Where to Start with H.P. Lovecraft
H.P. Lovecraft died in poverty in 1937, largely unknown outside a small circle of pulp magazine readers. Today he is one of the most influential writers in the history of horror fiction, and his central idea, that the universe is vast, ancient, and populated by entities so alien that human sanity cannot withstand them, has become the foundation of an entire literary tradition. Lovecraft did not invent supernatural fiction, but he redirected it. Before him, horror was about the dead returning, curses, and moral transgression. After him, horror was about scale: the terrifying realization that humanity is a minor, temporary accident in a cosmos that does not know or care that we exist.
Start here
The Call of Cthulhu and Other Weird Stories
H.P. Lovecraft · 420 pages · 1999 · Moderate
Themes: cosmic horror, the unknown, madness, ancient civilizations, human insignificance
Eighteen stories spanning Lovecraft’s career, edited by S.T. Joshi for Penguin Classics. The collection moves from early supernatural tales like “The Outsider” and “The Rats in the Walls” through the mature cosmic horror of “The Call of Cthulhu,” “The Colour Out of Space,” and “The Shadow Over Innsmouth.” Joshi’s corrected texts restore Lovecraft’s original intentions, and his notes place each story in biographical and literary context.
Why Start Here
This is the single best entry point to Lovecraft because it is both comprehensive and curated. Rather than overwhelming you with everything he wrote, Joshi selects the eighteen stories that best represent Lovecraft’s development from a conventional weird tale writer into the inventor of cosmic horror. You get the iconic Cthulhu mythology, but you also get the stories that show how he arrived there.
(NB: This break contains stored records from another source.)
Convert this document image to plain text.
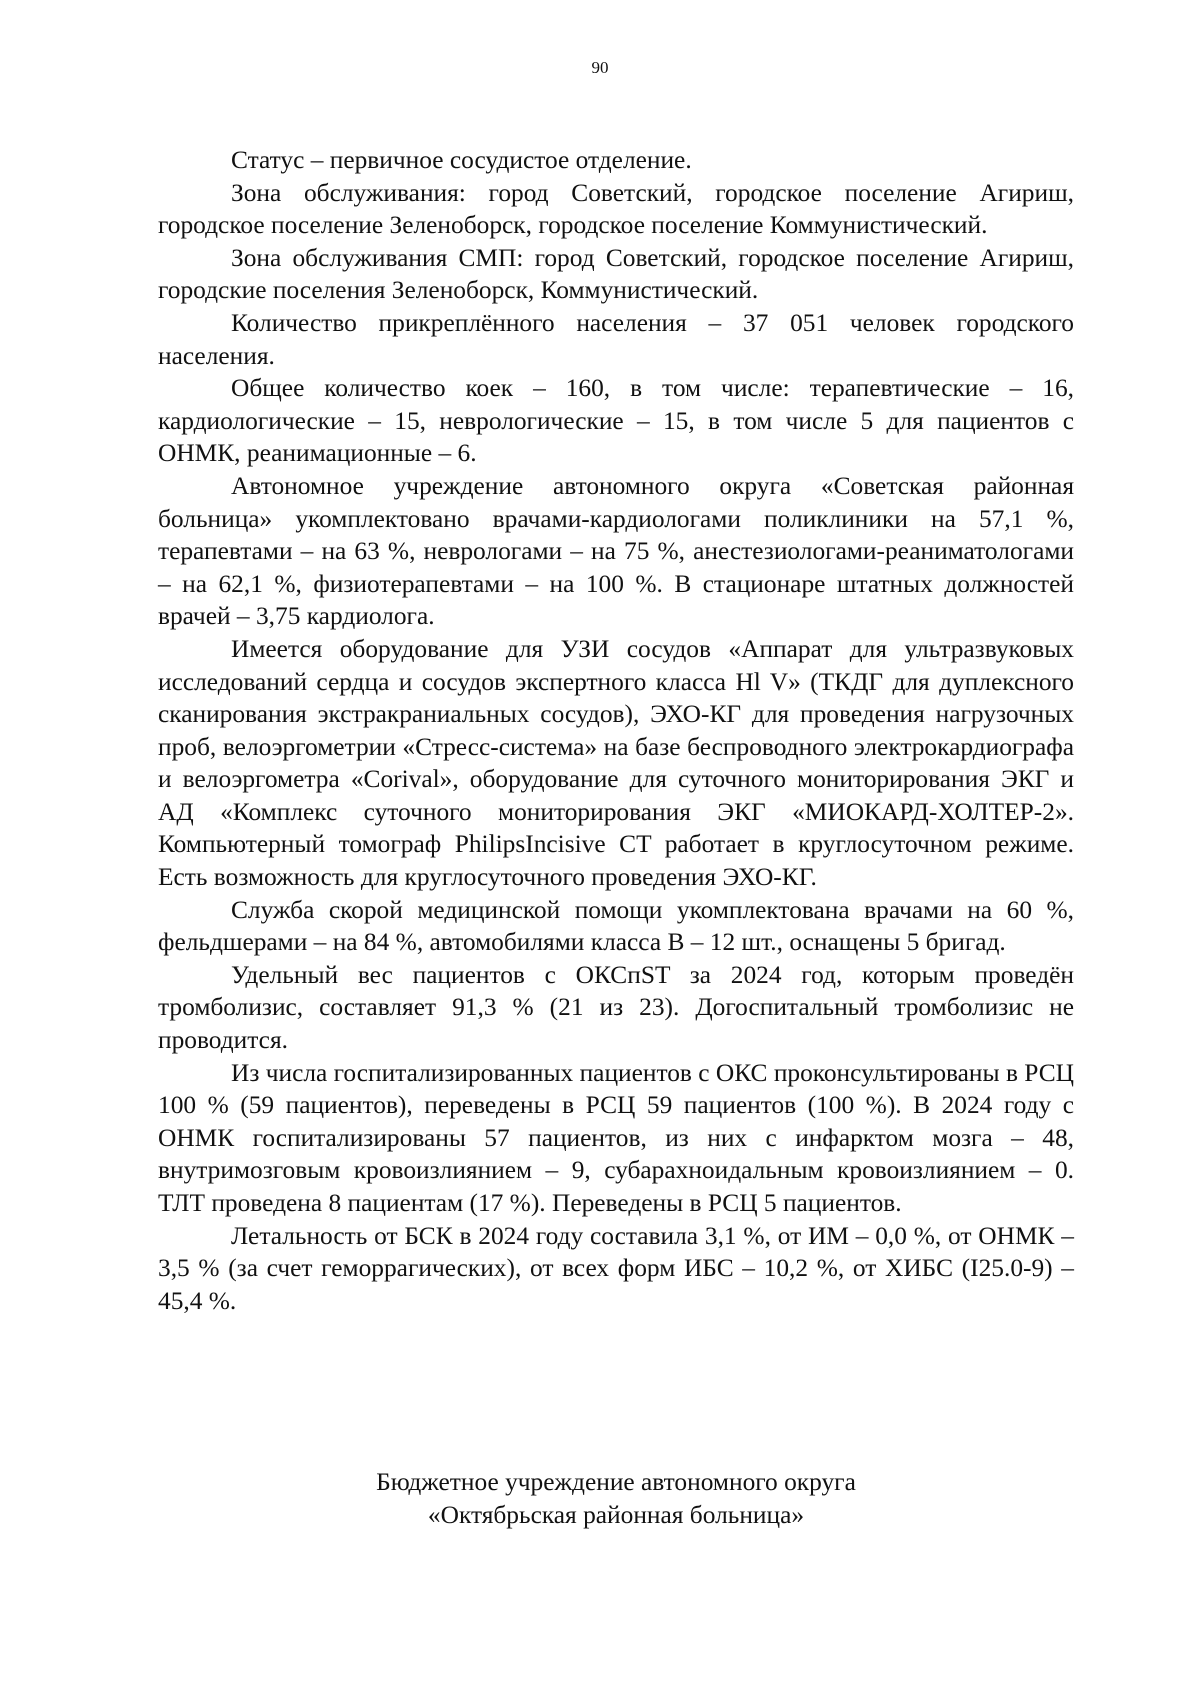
90

Статус – первичное сосудистое отделение.

Зона обслуживания: город Советский, городское поселение Агириш, городское поселение Зеленоборск, городское поселение Коммунистический.

Зона обслуживания СМП: город Советский, городское поселение Агириш, городские поселения Зеленоборск, Коммунистический.

Количество прикреплённого населения – 37 051 человек городского населения.

Общее количество коек – 160, в том числе: терапевтические – 16, кардиологические – 15, неврологические – 15, в том числе 5 для пациентов с ОНМК, реанимационные – 6.

Автономное учреждение автономного округа «Советская районная больница» укомплектовано врачами-кардиологами поликлиники на 57,1 %, терапевтами – на 63 %, неврологами – на 75 %, анестезиологами-реаниматологами – на 62,1 %, физиотерапевтами – на 100 %. В стационаре штатных должностей врачей – 3,75 кардиолога.

Имеется оборудование для УЗИ сосудов «Аппарат для ультразвуковых исследований сердца и сосудов экспертного класса Hl V» (ТКДГ для дуплексного сканирования экстракраниальных сосудов), ЭХО-КГ для проведения нагрузочных проб, велоэргометрии «Стресс-система» на базе беспроводного электрокардиографа и велоэргометра «Corival», оборудование для суточного мониторирования ЭКГ и АД «Комплекс суточного мониторирования ЭКГ «МИОКАРД-ХОЛТЕР-2». Компьютерный томограф PhilipsIncisive CT работает в круглосуточном режиме. Есть возможность для круглосуточного проведения ЭХО-КГ.

Служба скорой медицинской помощи укомплектована врачами на 60 %, фельдшерами – на 84 %, автомобилями класса В – 12 шт., оснащены 5 бригад.

Удельный вес пациентов с ОКСпST за 2024 год, которым проведён тромболизис, составляет 91,3 % (21 из 23). Догоспитальный тромболизис не проводится.

Из числа госпитализированных пациентов с ОКС проконсультированы в РСЦ 100 % (59 пациентов), переведены в РСЦ 59 пациентов (100 %). В 2024 году с ОНМК госпитализированы 57 пациентов, из них с инфарктом мозга – 48, внутримозговым кровоизлиянием – 9, субарахноидальным кровоизлиянием – 0. ТЛТ проведена 8 пациентам (17 %). Переведены в РСЦ 5 пациентов.

Летальность от БСК в 2024 году составила 3,1 %, от ИМ – 0,0 %, от ОНМК – 3,5 % (за счет геморрагических), от всех форм ИБС – 10,2 %, от ХИБС (I25.0-9) – 45,4 %.

Бюджетное учреждение автономного округа
«Октябрьская районная больница»
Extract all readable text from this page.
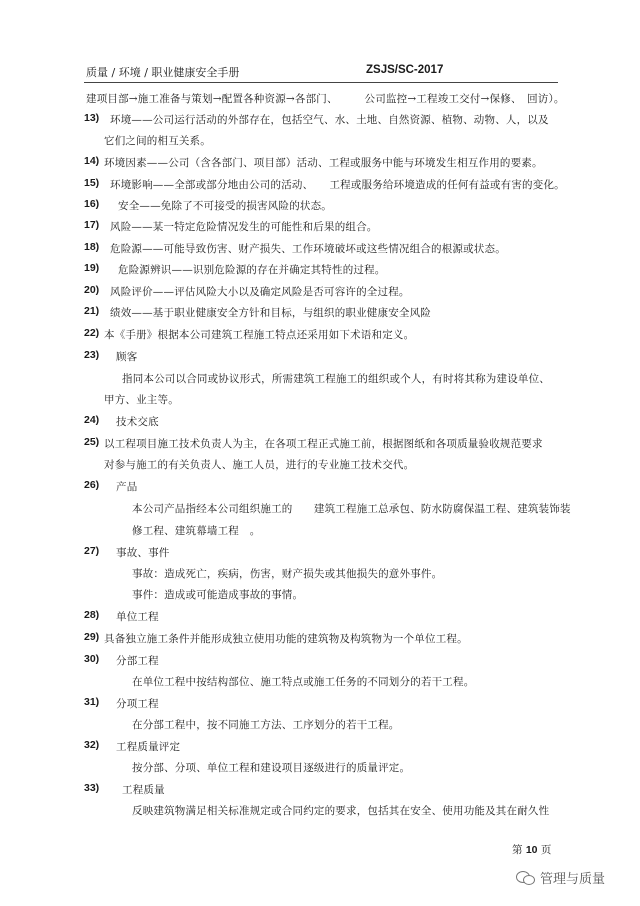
质量 / 环境 / 职业健康安全手册	ZSJS/SC-2017
建项目部→施工准备与策划→配置各种资源→各部门、　　　公司监控→工程竣工交付→保修、　回访）。
13) 环境——公司运行活动的外部存在，包括空气、水、土地、自然资源、植物、动物、人，以及
它们之间的相互关系。
14) 环境因素——公司（含各部门、项目部）活动、工程或服务中能与环境发生相互作用的要素。
15) 环境影响——全部或部分地由公司的活动、　　工程或服务给环境造成的任何有益或有害的变化。
16) 安全——免除了不可接受的损害风险的状态。
17) 风险——某一特定危险情况发生的可能性和后果的组合。
18) 危险源——可能导致伤害、财产损失、工作环境破坏或这些情况组合的根源或状态。
19) 危险源辨识——识别危险源的存在并确定其特性的过程。
20) 风险评价——评估风险大小以及确定风险是否可容许的全过程。
21) 绩效——基于职业健康安全方针和目标，与组织的职业健康安全风险
22) 本《手册》根据本公司建筑工程施工特点还采用如下术语和定义。
23) 顾客
指同本公司以合同或协议形式，所需建筑工程施工的组织或个人，有时将其称为建设单位、
甲方、业主等。
24) 技术交底
25) 以工程项目施工技术负责人为主，在各项工程正式施工前，根据图纸和各项质量验收规范要求
对参与施工的有关负责人、施工人员，进行的专业施工技术交代。
26) 产品
本公司产品指经本公司组织施工的　　建筑工程施工总承包、防水防腐保温工程、建筑装饰装
修工程、建筑幕墙工程　。
27) 事故、事件
事故：造成死亡，疾病，伤害，财产损失或其他损失的意外事件。
事件：造成或可能造成事故的事情。
28) 单位工程
29) 具备独立施工条件并能形成独立使用功能的建筑物及构筑物为一个单位工程。
30) 分部工程
在单位工程中按结构部位、施工特点或施工任务的不同划分的若干工程。
31) 分项工程
在分部工程中，按不同施工方法、工序划分的若干工程。
32) 工程质量评定
按分部、分项、单位工程和建设项目逐级进行的质量评定。
33) 工程质量
反映建筑物满足相关标准规定或合同约定的要求，包括其在安全、使用功能及其在耐久性
第 10 页
管理与质量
The collection is sequenced chronologically, which means you can watch Lovecraft’s vision expand in real time. The early stories trade in familiar gothic fears: burial, rats, ancestral curses. By the middle of the collection, something has shifted. The fears become larger, older, less human. “The Call of Cthulhu” introduces an entity sleeping beneath the Pacific Ocean whose mere existence implies that everything humanity has built is temporary and meaningless. That idea, once you encounter it, changes how you read everything else.
What to Expect
A collection of short stories and novellas with ornate, deliberately archaic prose. Lovecraft writes in a style that many readers love and some find overwrought. The horror is atmospheric and building rather than sudden. Very little violence or gore. The dread comes from what is implied, from the vastness that the narrators can only glimpse. Best read a few stories at a time rather than straight through.